Make your own rose water

Rose water is a deliciously fragrant and versatile botanical made from delicate and seductive rose petals. Store bought rose waters can be overpriced, contain artificial fragrances and lack the freshness of a homemade batch.

Making homemade rose water is easy and fun. Add it to baked goods (try these rose water cupcakes), beverages, and pour it into baths. Use it as a refreshing spritz—perfect to have with you on those warm summer days just ahead, or for those times when you just need to feel a little fresher. And, it makes a most wonderful gift.

When making anything with flowers that will go in or on your body, it’s important to use petals that have not been exposed to toxic pesticides. Commercial flowers are some of the most heavily sprayed crops, so it’s best to stick with roses that you know have grown without the use of chemicals (like from your own yard).

What you’ll need:

Large pot with lid

Heat resistant glass or stainless steel bowl (small enough to fit inside the pot)

Ice

Water

2-3 quarts of rose petals. They should only be from fully expressed blooms but before the petals have browned. It’s best to pick them just after the morning dew has evaporated, a few hours after sunrise.

Directions:

Place the petals inside the pot and pour enough water in to cover them. Set the bowl in the center of the pot, with the rim higher than the water by a few inches. If you need to elevate it, use a canning rack or fireplace brick—or something that will not move around in the water.

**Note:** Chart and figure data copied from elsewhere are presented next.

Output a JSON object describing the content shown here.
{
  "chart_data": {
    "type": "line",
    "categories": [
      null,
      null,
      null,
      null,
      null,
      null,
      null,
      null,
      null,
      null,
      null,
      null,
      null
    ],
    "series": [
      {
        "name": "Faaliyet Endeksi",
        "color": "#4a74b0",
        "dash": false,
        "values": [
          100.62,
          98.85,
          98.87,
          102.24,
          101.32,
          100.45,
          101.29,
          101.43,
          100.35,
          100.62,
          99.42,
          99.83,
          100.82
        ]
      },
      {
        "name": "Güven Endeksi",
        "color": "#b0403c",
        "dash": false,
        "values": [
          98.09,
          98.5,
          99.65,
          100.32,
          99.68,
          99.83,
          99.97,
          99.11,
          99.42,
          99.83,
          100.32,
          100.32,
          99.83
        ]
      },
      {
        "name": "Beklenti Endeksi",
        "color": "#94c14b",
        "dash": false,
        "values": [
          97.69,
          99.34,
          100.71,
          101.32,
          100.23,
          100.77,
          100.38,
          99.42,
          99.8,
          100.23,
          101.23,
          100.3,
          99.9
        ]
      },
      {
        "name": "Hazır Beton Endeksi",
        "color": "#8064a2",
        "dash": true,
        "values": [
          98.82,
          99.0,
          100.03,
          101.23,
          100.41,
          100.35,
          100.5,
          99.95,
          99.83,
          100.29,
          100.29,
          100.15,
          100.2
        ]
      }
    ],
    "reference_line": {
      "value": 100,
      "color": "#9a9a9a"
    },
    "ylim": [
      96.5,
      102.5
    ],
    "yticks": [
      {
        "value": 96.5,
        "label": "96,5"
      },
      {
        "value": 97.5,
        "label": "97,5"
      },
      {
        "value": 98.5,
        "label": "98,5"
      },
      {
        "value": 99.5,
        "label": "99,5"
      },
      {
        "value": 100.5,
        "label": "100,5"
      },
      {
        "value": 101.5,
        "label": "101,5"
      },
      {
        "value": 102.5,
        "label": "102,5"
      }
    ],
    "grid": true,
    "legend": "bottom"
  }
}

Cover the pot with the lid flipped upside down, and bring the rose petals to a boil. Once the water is boiling, fill the top of the lid (still flipped) with ice cubes. Reduce the heat to barely a simmer for 2 hours.

Add more ice as needed, checking occasionally to make sure there is still enough water over the petals. If you need to add more, make sure not to get any water in the center bowl.

The condensation from the heat/ice will drip into the bowl leaving a pure rose water. It should make between one pint and one quart of sumptuously fragrant rose water.